Mudanças sem precedentes no clima e na biodiversidade provocadas por atividades humanas estão aumentando as ameaças à natureza, às vidas humanas, seus meios de subsistência e o bem-estar em todo o mundo. A perda da biodiversidade e as mudanças climáticas se reforçam e são alimentadas pelas atividades econômicas humanas, portanto, nenhuma delas será resolvida se não forem combatidas conjuntamente. Estas são as principais mensagens do relatório do workshop “IPBES_IPCC co-sponsored Workshop report on Biodiversity and Climate Change” publicado no dia 10 de junho de 2021. O relatório foi elaborado por 50 cientistas de todas as regiões do mundo, ligados à Plataforma Intergovernamental de Políticas Científicas sobre Biodiversidade e Serviços Ecossistêmicos (IPBES) e ao Painel Intergovernamental sobre Mudanças Climáticas (IPCC).
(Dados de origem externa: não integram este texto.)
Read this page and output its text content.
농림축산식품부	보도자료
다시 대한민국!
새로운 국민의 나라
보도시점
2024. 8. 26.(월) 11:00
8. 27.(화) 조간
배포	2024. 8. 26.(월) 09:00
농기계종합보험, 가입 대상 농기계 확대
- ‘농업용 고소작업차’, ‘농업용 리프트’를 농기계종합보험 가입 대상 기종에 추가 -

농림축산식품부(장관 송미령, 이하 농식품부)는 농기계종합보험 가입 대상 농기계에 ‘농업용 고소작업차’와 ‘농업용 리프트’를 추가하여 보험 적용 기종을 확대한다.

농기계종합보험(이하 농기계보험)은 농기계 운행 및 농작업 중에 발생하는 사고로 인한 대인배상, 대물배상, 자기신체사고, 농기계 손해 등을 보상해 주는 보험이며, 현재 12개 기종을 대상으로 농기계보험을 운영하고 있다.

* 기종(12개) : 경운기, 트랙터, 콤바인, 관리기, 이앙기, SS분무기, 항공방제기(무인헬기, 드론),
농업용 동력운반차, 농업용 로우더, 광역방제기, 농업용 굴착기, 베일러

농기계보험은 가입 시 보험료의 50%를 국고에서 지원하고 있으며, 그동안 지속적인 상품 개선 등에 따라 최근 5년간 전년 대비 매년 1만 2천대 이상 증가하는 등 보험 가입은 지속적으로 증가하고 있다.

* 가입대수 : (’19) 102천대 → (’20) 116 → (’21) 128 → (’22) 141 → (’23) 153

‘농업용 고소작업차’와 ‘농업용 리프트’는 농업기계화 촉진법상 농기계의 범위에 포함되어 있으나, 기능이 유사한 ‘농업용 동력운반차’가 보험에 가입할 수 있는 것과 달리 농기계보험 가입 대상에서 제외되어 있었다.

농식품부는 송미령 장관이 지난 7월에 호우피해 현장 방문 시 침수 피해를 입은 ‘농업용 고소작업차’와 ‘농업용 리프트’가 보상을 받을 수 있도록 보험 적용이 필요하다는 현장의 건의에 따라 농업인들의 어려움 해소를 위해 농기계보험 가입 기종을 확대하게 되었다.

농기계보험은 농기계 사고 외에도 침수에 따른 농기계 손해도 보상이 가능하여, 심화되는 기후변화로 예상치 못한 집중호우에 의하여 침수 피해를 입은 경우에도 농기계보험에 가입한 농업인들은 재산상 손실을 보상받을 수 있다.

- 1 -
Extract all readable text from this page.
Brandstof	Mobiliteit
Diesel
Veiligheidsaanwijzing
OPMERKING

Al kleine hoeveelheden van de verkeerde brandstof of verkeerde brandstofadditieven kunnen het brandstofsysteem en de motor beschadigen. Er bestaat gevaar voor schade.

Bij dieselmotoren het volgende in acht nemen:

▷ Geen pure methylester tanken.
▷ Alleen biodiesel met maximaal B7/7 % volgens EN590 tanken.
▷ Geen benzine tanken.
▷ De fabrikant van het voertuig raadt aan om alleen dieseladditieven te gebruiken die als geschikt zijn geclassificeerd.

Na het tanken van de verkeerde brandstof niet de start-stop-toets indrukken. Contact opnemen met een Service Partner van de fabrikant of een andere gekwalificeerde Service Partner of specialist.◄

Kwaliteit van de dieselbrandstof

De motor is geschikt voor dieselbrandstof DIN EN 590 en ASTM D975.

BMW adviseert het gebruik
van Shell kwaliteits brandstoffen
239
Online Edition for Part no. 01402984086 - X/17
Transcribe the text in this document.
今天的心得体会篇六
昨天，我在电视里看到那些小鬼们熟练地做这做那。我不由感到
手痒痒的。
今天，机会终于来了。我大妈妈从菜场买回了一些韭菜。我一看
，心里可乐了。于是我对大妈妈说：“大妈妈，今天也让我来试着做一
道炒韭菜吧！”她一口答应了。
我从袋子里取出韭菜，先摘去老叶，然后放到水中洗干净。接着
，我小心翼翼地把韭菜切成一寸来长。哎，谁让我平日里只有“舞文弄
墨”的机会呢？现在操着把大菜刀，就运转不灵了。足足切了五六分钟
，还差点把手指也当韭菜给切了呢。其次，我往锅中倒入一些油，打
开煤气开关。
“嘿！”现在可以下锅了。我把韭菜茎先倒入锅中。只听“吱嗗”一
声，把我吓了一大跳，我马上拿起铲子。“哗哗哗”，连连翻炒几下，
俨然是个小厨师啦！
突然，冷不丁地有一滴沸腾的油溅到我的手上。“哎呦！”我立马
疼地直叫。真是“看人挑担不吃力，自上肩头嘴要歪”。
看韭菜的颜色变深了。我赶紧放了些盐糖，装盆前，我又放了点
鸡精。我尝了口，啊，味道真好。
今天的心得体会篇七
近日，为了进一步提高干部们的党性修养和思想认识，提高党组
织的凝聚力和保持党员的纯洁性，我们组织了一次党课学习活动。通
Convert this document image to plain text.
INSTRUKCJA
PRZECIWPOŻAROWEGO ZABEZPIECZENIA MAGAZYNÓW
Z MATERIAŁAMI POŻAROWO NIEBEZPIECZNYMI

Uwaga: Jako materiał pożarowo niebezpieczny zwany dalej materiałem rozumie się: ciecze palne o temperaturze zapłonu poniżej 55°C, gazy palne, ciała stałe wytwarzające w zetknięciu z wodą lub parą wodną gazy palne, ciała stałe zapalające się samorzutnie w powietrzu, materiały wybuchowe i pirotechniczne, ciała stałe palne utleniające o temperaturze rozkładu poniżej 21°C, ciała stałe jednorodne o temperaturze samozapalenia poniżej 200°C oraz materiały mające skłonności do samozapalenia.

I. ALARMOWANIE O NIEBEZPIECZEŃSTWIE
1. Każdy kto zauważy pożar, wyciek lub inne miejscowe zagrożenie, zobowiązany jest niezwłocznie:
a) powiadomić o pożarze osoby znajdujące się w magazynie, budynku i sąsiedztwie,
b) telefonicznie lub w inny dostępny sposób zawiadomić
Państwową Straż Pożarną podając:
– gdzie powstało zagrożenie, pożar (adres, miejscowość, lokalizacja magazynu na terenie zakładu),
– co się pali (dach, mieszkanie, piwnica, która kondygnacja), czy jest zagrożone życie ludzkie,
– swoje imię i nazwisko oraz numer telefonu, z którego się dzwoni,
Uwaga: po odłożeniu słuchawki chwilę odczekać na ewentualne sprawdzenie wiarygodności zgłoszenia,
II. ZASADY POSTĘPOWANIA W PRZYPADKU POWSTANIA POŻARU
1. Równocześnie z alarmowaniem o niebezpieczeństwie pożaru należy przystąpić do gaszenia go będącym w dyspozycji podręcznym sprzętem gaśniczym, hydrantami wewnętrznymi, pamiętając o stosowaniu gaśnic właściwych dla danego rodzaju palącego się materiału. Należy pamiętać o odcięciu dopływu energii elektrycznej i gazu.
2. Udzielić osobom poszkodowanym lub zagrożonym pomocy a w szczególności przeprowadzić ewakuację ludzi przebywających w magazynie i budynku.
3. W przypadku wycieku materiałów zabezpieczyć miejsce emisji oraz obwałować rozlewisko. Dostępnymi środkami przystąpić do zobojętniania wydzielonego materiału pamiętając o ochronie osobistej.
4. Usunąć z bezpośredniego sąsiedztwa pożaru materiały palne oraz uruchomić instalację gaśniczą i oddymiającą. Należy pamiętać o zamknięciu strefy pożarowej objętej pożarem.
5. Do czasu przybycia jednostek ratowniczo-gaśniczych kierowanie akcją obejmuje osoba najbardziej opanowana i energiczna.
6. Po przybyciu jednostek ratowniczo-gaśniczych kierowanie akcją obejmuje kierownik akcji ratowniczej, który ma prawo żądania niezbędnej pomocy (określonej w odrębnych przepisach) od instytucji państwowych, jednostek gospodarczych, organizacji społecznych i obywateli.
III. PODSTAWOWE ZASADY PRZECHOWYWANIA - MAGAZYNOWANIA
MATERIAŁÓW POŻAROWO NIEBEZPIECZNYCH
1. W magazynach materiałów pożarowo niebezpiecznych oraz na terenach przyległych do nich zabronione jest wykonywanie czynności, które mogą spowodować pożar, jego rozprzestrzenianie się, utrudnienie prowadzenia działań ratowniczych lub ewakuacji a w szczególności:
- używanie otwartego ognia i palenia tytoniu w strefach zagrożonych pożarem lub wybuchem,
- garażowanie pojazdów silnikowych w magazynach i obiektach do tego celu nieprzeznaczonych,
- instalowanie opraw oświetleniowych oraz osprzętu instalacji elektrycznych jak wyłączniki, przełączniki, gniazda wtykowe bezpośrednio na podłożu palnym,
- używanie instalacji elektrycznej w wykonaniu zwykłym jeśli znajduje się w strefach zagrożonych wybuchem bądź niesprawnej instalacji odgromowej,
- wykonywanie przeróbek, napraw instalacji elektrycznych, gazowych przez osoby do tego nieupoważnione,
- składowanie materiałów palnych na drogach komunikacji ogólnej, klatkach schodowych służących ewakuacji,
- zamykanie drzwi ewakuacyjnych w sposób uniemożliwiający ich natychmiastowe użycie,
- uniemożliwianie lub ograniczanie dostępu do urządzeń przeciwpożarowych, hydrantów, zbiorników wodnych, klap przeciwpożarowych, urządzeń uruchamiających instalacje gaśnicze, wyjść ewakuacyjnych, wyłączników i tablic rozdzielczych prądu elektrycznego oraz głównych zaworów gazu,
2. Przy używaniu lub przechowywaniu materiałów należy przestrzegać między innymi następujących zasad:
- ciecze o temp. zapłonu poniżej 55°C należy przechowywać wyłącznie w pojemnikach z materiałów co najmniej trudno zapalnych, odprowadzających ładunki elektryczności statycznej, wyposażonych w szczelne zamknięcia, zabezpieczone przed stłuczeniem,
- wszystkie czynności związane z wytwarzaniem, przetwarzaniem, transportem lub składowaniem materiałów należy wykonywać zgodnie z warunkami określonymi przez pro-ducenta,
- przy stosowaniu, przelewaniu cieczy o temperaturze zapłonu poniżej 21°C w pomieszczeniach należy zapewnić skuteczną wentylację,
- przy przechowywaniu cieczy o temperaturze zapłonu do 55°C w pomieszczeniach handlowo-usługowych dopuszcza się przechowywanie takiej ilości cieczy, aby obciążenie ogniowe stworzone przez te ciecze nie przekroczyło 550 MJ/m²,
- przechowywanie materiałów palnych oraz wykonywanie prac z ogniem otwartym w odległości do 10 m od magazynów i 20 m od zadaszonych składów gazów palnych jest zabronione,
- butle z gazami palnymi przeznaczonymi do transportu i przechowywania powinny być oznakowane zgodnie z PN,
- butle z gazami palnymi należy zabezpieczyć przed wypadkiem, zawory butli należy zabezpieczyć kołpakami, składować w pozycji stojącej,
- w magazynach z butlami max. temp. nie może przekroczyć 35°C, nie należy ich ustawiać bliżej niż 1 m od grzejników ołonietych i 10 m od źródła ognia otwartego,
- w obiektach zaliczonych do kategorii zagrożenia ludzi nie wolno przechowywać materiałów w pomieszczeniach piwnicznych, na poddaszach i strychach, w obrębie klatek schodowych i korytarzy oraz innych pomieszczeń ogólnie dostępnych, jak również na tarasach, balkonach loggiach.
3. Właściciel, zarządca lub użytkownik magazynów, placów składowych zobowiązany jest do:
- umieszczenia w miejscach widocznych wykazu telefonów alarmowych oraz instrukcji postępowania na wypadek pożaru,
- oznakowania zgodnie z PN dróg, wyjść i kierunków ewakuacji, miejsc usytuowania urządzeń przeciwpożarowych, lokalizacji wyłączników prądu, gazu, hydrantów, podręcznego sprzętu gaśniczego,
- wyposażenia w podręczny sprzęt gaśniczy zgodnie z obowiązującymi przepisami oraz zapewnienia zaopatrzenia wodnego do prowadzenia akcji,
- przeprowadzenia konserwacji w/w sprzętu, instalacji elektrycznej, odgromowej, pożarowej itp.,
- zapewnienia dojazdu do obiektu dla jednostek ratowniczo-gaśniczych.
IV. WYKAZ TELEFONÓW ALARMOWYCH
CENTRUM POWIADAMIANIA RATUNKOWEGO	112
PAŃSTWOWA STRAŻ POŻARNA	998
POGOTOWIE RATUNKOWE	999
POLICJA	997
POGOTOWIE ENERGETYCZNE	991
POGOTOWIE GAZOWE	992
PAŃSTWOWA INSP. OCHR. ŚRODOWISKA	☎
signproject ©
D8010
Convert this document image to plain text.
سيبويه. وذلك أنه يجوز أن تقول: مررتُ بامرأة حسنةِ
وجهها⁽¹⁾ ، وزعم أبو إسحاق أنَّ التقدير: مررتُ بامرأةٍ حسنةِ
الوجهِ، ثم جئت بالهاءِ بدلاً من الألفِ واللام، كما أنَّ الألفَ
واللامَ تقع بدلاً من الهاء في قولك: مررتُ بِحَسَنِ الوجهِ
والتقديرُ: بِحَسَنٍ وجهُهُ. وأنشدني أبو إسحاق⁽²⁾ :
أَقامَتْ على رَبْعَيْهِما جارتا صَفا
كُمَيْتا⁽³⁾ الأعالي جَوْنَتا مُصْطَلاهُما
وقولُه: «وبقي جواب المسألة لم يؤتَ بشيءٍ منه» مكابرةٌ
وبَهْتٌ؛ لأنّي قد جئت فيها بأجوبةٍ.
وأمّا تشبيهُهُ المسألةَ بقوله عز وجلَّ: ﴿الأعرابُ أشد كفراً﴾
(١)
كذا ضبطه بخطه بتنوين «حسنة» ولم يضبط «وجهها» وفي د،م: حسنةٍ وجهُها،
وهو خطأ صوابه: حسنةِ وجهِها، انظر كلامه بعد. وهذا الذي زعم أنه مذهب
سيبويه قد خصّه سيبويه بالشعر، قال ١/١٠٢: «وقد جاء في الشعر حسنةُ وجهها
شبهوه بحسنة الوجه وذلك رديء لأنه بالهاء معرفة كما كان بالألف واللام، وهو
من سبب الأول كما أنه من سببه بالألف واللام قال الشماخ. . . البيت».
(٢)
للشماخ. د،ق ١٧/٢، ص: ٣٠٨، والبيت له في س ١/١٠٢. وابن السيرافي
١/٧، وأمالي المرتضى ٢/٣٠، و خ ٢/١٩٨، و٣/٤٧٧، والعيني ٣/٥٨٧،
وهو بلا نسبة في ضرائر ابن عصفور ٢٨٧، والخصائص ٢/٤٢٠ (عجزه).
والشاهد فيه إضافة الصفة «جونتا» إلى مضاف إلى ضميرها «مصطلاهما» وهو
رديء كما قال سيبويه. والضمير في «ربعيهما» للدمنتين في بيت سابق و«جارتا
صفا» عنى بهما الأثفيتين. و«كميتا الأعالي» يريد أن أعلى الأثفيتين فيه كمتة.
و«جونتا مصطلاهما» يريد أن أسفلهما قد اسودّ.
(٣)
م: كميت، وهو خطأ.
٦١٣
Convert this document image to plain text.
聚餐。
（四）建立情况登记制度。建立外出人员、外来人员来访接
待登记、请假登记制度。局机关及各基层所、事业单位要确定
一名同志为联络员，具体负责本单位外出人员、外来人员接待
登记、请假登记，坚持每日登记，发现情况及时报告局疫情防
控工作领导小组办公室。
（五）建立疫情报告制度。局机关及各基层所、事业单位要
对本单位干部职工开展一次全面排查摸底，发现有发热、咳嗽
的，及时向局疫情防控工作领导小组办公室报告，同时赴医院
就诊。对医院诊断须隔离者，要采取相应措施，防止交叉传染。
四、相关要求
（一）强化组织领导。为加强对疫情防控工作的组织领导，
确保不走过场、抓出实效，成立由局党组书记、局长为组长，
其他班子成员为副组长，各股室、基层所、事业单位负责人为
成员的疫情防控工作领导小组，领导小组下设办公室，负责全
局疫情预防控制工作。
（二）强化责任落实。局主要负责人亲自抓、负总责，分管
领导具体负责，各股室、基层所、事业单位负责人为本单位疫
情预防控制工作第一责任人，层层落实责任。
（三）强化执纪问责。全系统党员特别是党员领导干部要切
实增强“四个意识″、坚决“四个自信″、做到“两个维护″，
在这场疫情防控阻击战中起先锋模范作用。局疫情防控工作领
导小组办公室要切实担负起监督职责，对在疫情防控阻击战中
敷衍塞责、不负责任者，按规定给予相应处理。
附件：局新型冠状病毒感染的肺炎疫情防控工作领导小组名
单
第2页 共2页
Entre os autores brasileiros que participaram da publicação estão Adalberto Luís Val (Instituto Nacional de Pesquisas da Amazônia, INPA), Aliny Patrícia Flausino Pires (Universidade Estadual do Rio de Janeiro, UERJ), Bernardo Strassburg (Pontifícia Universidade Católica do Rio de Janeiro, PUC-Rio) e Maria de Los Angeles Gasalla (Instituto Oceanográfico da Universidade de São Paulo, IO-USP).

Queimada no Pantanal. Foto: Oton Barros.

O relatório conclui que já existem políticas que abordam amplamente a perda de biodiversidade e as mudanças climáticas, entretanto, de forma independente uma da outra. Os especialistas afirmam que é preciso incentivar as sinergias entre estas políticas para mitigar a perda de biodiversidade e as mudanças climáticas e considerar seus impactos sociais. Deste modo, ampliam-se as oportunidades de maximizar os benefícios e a possibilidade de cumprir as metas de desenvolvimento global.

“As mudanças climáticas causadas pela humanidade estão cada vez mais ameaçando a natureza e suas contribuições para as pessoas, incluindo a capacidade de ajudar a mitigar as mudanças climáticas. Quanto mais quente o mundo fica, menos alimento, água potável e outras contribuições importantes que a natureza pode oferecer para as pessoas em muitas regiões do planeta”, afirma Hans Otto Pörtner, co-presidente do comitê científico. “As mudanças na biodiversidade, por sua vez, afetam o clima, principalmente por meio de impactos sobre o nitrogênio, ciclos do carbono e da água”, disse ele.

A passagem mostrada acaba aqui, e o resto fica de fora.